日本では、温室効果ガスのうち、CO2の排出量が全体の約91%を占めている。そして、その8割以上が化石燃料による発電や電力消費を含めたエネルギー起源だ。カーボンニュートラルを目指すための対策には2つの視点があると、杉本さんは言う。
「1つ目は、電気の使用量を減らすことで、発電に用いられる化石燃料の消費を減らすことです。これには小さくて強い磁石による家電製品の省エネ化が役に立つでしょう。そして、2つ目の視点は、化石燃料を使わない発電量を増やすことです」
その一例として期待しているのが、風力発電だという。
「現在はギアでタービンを回転させていますが、劣化や騒音などの解決すべき課題があります。これらを磁石による発電機を使うことで改善できるのではないかと期待しているのです」
すでに電気自動車やハイブリッドカー(ガソリンで動くエンジンと電気で動くモーターの2つの動力源を備えた車)には、磁石が使われていて、化石燃料消費低減を進めている。

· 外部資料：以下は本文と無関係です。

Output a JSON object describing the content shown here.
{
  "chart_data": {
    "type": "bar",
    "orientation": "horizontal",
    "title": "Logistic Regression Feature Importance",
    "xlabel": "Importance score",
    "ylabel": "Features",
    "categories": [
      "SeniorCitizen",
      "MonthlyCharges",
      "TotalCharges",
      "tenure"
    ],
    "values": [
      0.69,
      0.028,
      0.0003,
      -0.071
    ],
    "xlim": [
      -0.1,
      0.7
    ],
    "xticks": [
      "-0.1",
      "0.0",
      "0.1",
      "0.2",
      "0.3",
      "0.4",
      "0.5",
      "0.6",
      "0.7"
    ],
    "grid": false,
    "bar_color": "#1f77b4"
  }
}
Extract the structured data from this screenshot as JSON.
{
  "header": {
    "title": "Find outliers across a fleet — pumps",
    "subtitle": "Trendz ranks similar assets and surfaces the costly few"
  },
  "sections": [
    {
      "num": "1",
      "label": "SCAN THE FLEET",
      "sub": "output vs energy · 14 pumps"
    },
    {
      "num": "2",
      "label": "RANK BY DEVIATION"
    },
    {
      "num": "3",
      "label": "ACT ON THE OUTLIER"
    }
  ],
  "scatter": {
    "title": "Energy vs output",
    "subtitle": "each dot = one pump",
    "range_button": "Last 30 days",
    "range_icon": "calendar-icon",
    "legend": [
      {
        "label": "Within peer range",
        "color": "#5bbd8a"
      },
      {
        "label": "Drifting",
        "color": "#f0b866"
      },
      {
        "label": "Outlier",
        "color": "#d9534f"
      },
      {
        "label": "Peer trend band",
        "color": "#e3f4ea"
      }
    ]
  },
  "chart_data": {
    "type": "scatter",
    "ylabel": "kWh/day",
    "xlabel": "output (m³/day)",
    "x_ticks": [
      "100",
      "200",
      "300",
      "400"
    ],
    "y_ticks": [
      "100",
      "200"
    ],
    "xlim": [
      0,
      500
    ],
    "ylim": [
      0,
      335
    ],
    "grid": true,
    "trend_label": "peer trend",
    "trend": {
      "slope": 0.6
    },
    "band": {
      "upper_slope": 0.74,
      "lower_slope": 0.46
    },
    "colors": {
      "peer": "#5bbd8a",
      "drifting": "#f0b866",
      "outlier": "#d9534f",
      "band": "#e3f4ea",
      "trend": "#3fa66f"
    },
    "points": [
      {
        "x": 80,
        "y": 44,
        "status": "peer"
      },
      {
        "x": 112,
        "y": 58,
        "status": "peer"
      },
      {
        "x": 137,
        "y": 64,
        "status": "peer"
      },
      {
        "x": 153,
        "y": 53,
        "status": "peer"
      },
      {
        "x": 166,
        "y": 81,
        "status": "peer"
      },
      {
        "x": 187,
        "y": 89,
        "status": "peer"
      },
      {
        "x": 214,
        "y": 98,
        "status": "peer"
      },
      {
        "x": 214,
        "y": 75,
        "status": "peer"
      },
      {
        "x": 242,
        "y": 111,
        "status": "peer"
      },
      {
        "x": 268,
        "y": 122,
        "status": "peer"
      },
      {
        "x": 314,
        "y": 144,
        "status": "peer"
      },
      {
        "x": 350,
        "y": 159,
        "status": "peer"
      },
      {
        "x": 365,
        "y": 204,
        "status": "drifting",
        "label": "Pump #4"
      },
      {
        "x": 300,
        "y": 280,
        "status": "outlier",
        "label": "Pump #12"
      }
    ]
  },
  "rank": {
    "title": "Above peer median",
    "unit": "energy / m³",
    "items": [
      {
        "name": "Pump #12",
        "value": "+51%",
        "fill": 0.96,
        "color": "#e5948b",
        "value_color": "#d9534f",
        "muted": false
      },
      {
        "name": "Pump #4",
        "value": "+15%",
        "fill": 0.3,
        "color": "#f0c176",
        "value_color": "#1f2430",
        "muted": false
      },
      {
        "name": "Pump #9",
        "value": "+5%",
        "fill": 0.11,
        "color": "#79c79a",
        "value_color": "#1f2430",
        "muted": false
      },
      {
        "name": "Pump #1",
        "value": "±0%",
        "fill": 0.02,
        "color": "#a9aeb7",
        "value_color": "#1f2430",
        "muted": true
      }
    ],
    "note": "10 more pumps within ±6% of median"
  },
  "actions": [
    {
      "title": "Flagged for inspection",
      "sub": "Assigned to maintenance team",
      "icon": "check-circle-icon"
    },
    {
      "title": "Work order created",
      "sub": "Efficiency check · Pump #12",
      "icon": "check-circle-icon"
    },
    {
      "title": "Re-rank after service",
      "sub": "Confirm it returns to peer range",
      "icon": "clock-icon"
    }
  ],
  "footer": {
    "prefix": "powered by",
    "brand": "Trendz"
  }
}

「磁石は未来指向型の研究です。まだまだ新しい“最強の磁石”を生み出せると信じています」
100年余り前に始まった人工磁石の歴史には、これからも新しい発見が刻まれそうだ。
■磁石と希土類(レアアース)
希土類は、レアアース とも呼ばれている。「希」も「レア」も希少性を意味する。だが、埋蔵量自体は決して少ないわけではない。世界中に埋蔵されているのだが、経済的に採取可能な国が「レア」なのだという。現在、中国が世界の希土類生産量のおよそ7割を占めている。ところが、その採掘や輸出を規制するなど、国家管理を強化しているため、安定供給にはリスクがある。なお、南鳥島(東京都小笠原村)の排他的経済水域(EEZ)内の海底には、世界需要の数百年分に及ぶ埋蔵量があると判明している。
■方位磁石の使い方
傾かないように気をつけて平らに置く。くるくる回っている針の動きが止まったら、本体をゆっくり回す。針の赤い部分は、必ず「北」を指している。そこで「北」の文字を、赤い針に重なるように、合わせる。これを基準として、調べたい対象がどの方角にあるのかを読み取る。
■方位磁石が南北を示す理由
磁石にはN極とS極がある。N極同士、S極同士は、互いに反発して退け合う。N極とS極は、互いに引き付け合う。針のN極とS極は、どこに引き付けられてそれぞれ北と南を指しているのだろう? 地球の南極と北極だ。実は、地球は全体が大きな磁石になっているのだ。磁石である地球には、N極とS極がある。北極の近くにS極があり、南極の近くにN 極がある。磁石は異なる極同士が引き付け合う。コンパスの針のN極は地球のS極に引き付けられるので常に北を指しているのだ。
■磁石の誤飲は危険!
パズルや玩具として販売されている小さな磁石グッズを、ペットや乳幼児が誤飲する事故が発生している。磁石を誤飲すると、胃壁や腸壁を挟んで磁石同士がくっついて消化管内にとどまってしまう。時間が経過すると壊死して消化管に穴が開いたり、腸閉塞を引き起こしたりして、開腹手術が必要になる。誤飲した可能性がある場合は、すぐに医療機関を受診しよう。また、誤飲防止に留意して磁石を保管・管理しよう。